Церковь была пятиглавая, святителя Федора Стратилата.

-Небесный покровитель отца моего, - объяснила Марта батюшке, и написала что-то на листочке: «Эти приделы устройте, пожалуйста, - попросила женщина, - в память родственников моих».  Она ласково погладила Петеньку по рыжей голове и зашла в придел апостола Петра. Перекрестившись, Марта опустилась на колени. Иконы перенесли из старой церкви. Их было немного, но Марта оставила батюшке Никифору деньги: «Вы закажите, пожалуйста, все, что надо. Иконы, книги богослужебные, купель…»

-Здесь Федора крестили, - Марта вспомнила приказ, что был зашит в подкладку сумы: «Господи, как же это? - вздохнула женщина: «Как мне Степе о таком сказать? А скрывать нельзя, брат его. Степа и не знал,  чем он занимался. И с Достоевским его брат знаком был…, - Марта отогнала эти мысли. Обойдя оставшиеся приделы, Феодосии Тирской и Евгении Римской, она спустилась во двор.

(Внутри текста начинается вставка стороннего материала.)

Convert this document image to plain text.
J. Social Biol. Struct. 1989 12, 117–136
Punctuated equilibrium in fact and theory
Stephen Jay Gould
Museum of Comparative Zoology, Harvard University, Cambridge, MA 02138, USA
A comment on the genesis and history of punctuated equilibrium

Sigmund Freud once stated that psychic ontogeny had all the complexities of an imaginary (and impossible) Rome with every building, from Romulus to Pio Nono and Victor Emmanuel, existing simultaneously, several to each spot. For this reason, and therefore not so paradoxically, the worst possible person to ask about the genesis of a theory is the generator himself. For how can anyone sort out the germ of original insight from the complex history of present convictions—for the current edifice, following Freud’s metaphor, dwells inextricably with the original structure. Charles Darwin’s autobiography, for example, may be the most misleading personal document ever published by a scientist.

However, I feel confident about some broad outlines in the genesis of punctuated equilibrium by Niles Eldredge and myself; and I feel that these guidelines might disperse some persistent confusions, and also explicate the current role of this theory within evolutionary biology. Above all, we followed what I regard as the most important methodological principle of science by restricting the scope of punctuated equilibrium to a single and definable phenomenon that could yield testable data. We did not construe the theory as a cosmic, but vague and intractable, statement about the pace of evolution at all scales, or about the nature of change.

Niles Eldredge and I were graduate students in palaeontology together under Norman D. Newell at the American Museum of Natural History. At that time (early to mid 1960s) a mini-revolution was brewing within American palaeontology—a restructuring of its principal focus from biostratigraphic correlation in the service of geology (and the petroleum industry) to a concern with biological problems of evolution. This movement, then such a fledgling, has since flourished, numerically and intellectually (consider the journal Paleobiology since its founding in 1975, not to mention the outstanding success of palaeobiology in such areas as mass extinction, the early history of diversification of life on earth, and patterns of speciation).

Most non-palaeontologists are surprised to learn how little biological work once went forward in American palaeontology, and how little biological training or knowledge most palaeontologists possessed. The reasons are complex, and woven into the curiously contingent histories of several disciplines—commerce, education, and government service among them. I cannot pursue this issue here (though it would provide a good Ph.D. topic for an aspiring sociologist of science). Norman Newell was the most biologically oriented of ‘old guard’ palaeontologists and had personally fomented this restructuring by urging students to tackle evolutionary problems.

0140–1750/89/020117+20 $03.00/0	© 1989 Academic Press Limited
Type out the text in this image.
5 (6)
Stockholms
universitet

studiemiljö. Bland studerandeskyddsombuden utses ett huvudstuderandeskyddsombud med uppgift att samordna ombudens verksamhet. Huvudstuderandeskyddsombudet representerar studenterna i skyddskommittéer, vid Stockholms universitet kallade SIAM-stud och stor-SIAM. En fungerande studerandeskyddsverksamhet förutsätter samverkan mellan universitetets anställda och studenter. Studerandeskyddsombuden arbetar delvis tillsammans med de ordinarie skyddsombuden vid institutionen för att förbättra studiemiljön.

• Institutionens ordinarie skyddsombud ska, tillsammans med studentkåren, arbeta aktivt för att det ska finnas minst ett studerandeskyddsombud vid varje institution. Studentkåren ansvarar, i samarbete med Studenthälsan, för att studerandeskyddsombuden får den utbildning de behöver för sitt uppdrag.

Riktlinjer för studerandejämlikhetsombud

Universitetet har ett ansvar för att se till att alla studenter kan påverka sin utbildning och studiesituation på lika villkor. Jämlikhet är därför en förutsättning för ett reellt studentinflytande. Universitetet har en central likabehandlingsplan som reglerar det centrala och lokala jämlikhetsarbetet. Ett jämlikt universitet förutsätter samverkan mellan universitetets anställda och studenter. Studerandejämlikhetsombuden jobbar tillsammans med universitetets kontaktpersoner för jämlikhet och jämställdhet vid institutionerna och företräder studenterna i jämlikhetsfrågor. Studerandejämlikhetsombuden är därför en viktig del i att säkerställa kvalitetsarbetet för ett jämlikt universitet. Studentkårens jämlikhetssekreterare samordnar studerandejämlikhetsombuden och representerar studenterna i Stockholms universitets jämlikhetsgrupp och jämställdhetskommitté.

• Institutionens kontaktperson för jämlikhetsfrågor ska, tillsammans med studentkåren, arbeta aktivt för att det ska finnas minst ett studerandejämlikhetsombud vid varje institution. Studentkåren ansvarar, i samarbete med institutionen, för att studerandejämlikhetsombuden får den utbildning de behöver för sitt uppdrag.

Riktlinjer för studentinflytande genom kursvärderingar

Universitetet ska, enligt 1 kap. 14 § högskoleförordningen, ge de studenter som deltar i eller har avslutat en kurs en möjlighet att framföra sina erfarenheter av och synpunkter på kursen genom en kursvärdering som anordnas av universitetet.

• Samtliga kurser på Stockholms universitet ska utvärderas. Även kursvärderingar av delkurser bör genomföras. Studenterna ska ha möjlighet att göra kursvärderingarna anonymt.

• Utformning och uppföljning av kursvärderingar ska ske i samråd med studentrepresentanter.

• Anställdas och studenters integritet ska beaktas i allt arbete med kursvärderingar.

Было жарко, в синем небе плыли белые, пушистые облака. Когда они шли по Ангаре и переправлялись через Байкал, Петенька смотрел вокруг удивленными  глазами.

-Море! - радостно хлопал в ладони мальчик, - большое море, мама!

-Ты еще океан увидишь, милый, -  думала Марта. Батюшка о чем-то говорил с плотниками, из церкви слышался смех Петеньки. Она присела на бревно, вытянув ноги в запыленных ботинках.

-А если нельзя этому Старцеву доверять? -  спросила себя Марта: «Если продаст он? Я с ним, конечно, золотом расплачусь, но вдруг он жандармам донесет? Здесь граница, все охраняется. Аргунь в двух милях от завода».

Она сходила с Петенькой на берег и ахнула. Бабушка и дядя Мартин рассказывали ей о реке, но, поняла Марта, стоя на высоком, поросшем травой берегу, не стоило и думать, чтобы самой через нее перебраться, тем более, с ребенком на руках.